In New Jersey, after the state just missed winning one of the "Race to the Top" federal grants for its schools, Gov. Chris Christie, a reform Republican known for making waves, dismissed his education chief, Bret Schundler, for bungling the application by submitting data for the wrong years. This being New Jersey politics, Schundler, the former mayor of Jersey City, is not going peacefully.
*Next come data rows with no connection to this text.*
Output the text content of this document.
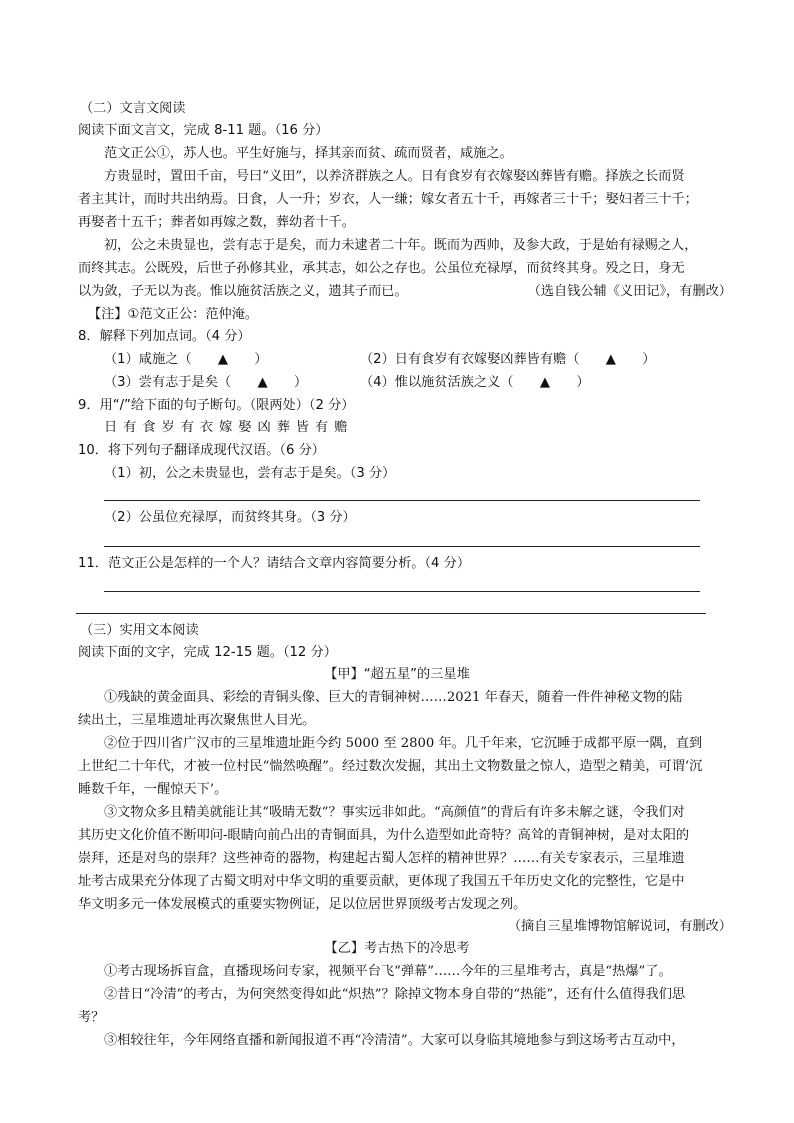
（二）文言文阅读
阅读下面文言文，完成 8-11 题。（16 分）
范文正公①，苏人也。平生好施与，择其亲而贫、疏而贤者，咸施之。
方贵显时，置田千亩，号曰“义田”，以养济群族之人。日有食岁有衣嫁娶凶葬皆有赡。择族之长而贤
者主其计，而时共出纳焉。日食，人一升；岁衣，人一缣；嫁女者五十千，再嫁者三十千；娶妇者三十千；
再娶者十五千；葬者如再嫁之数，葬幼者十千。
初，公之未贵显也，尝有志于是矣，而力未逮者二十年。既而为西帅，及参大政，于是始有禄赐之人，
而终其志。公既殁，后世子孙修其业，承其志，如公之存也。公虽位充禄厚，而贫终其身。殁之日，身无
以为敛，子无以为丧。惟以施贫活族之义，遗其子而已。	（选自钱公辅《义田记》，有删改）
【注】①范文正公：范仲淹。
8．解释下列加点词。（4 分）
（1）咸施之（　　▲　　）	（2）日有食岁有衣嫁娶凶葬皆有赡（　　▲　　）
（3）尝有志于是矣（　　▲　　）	（4）惟以施贫活族之义（　　▲　　）
9．用“/”给下面的句子断句。（限两处）（2 分）
日有食岁有衣嫁娶凶葬皆有赡
10．将下列句子翻译成现代汉语。（6 分）
（1）初，公之未贵显也，尝有志于是矣。（3 分）
（2）公虽位充禄厚，而贫终其身。（3 分）
11．范文正公是怎样的一个人？请结合文章内容简要分析。（4 分）
（三）实用文本阅读
阅读下面的文字，完成 12-15 题。（12 分）
【甲】“超五星”的三星堆
①残缺的黄金面具、彩绘的青铜头像、巨大的青铜神树……2021 年春天，随着一件件神秘文物的陆
续出土，三星堆遗址再次聚焦世人目光。
②位于四川省广汉市的三星堆遗址距今约 5000 至 2800 年。几千年来，它沉睡于成都平原一隅，直到
上世纪二十年代，才被一位村民“惴然唤醒”。经过数次发掘，其出土文物数量之惊人，造型之精美，可谓‘沉
睡数千年，一醒惊天下’。
③文物众多且精美就能让其“吸睛无数”？事实远非如此。“高颜值”的背后有许多未解之谜，令我们对
其历史文化价值不断叩问-眼睛向前凸出的青铜面具，为什么造型如此奇特？高耸的青铜神树，是对太阳的
崇拜，还是对鸟的崇拜？这些神奇的器物，构建起古蜀人怎样的精神世界？……有关专家表示，三星堆遗
址考古成果充分体现了古蜀文明对中华文明的重要贡献，更体现了我国五千年历史文化的完整性，它是中
华文明多元一体发展模式的重要实物例证，足以位居世界顶级考古发现之列。
（摘自三星堆博物馆解说词，有删改）
【乙】考古热下的冷思考
①考古现场拆盲盒，直播现场问专家，视频平台飞“弹幕”……今年的三星堆考古，真是“热爆”了。
②昔日“冷清”的考古，为何突然变得如此“炽热”？除掉文物本身自带的“热能”，还有什么值得我们思
考？
③相较往年，今年网络直播和新闻报道不再“冷清清”。大家可以身临其境地参与到这场考古互动中，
As a native of New Jersey, that much-maligned state, I have a certain fondness for its (shall we say) baroque politics. One complexity is that Schundler, while from a city known for its machine politics, is quite an education reformer and a strong advocate of charter schools. That's why Christie tapped him. Another nice touch: Schundler refused to resign, instead demanding to be fired so he could collect unemployment. Reform can only go so far!
This sort of thing would never happen out here. For one thing, this state, like many in the West, has all kinds of separately elected state officials, so Gov. Gregoire could never fire the state schools chief, Randy Dorn, even though they scarcely agree on education matters. Western-states politics, having formed up around the time of beating back railroad domination of state politics, dispersed power widely as a cure for railroad lobbyists. The cure has proved its own disease, weakening the ability of governors to have loyal and coherent cabinets. Two current examples: Attorney General Rob McKenna feuding with the governor over his Obamacare suit, and McKenna and Lands Commissioner Peter Goldmark battling each other over power lines in Eastern Washington.
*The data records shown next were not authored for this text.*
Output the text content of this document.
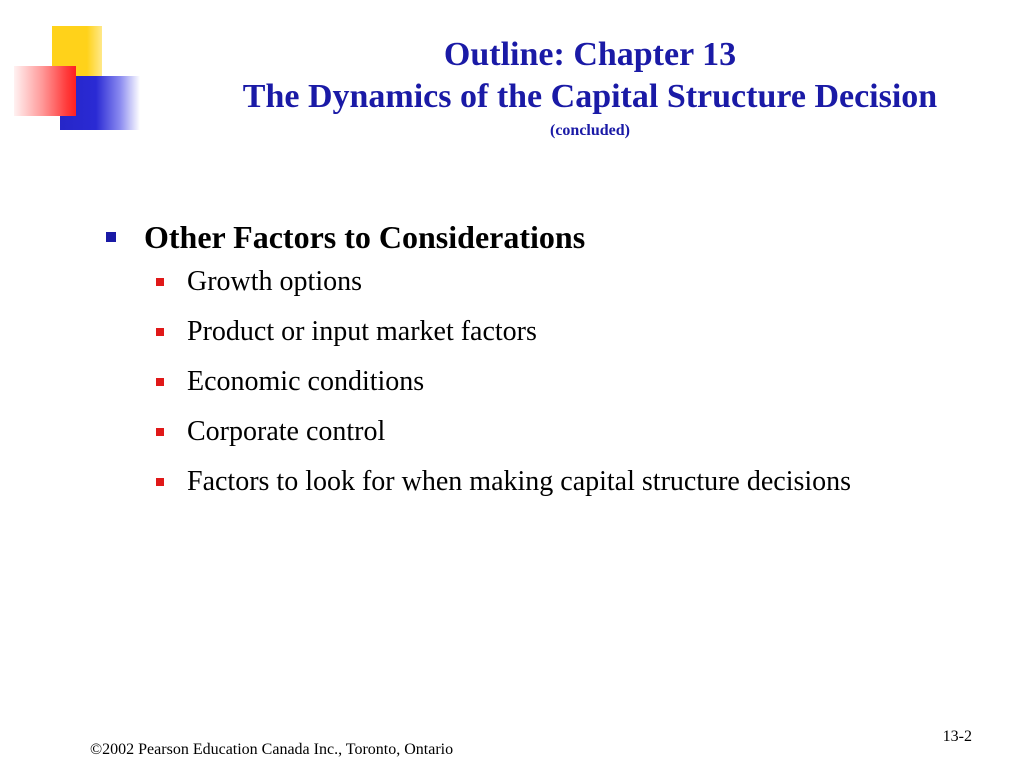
Outline: Chapter 13
The Dynamics of the Capital Structure Decision
(concluded)
Other Factors to Considerations
Growth options
Product or input market factors
Economic conditions
Corporate control
Factors to look for when making capital structure decisions
13-2
©2002 Pearson Education Canada Inc., Toronto, Ontario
Chris Korsmo of the League of Education Voters thinks one of the reasons our state is so slow in enacting school reform, such as tying teacher evaluations to student performance, is the cacaphony of separately empowered voices in Olympia. Once one entity, such as the legislature or the schools chief, takes a stand on reform the others gang up to push their pet ideas. "Too many cooks in the kitchen" is the bane of any reform package, she laments. Meanwhile, state legislation is so restrictive on what localities can do to challenge long-standing contractual constraints, that there are few strong examples of local districts "racing to the top."
Our state finished so far behind in the federal contest that one would hardly know whom to fire — assuming one could.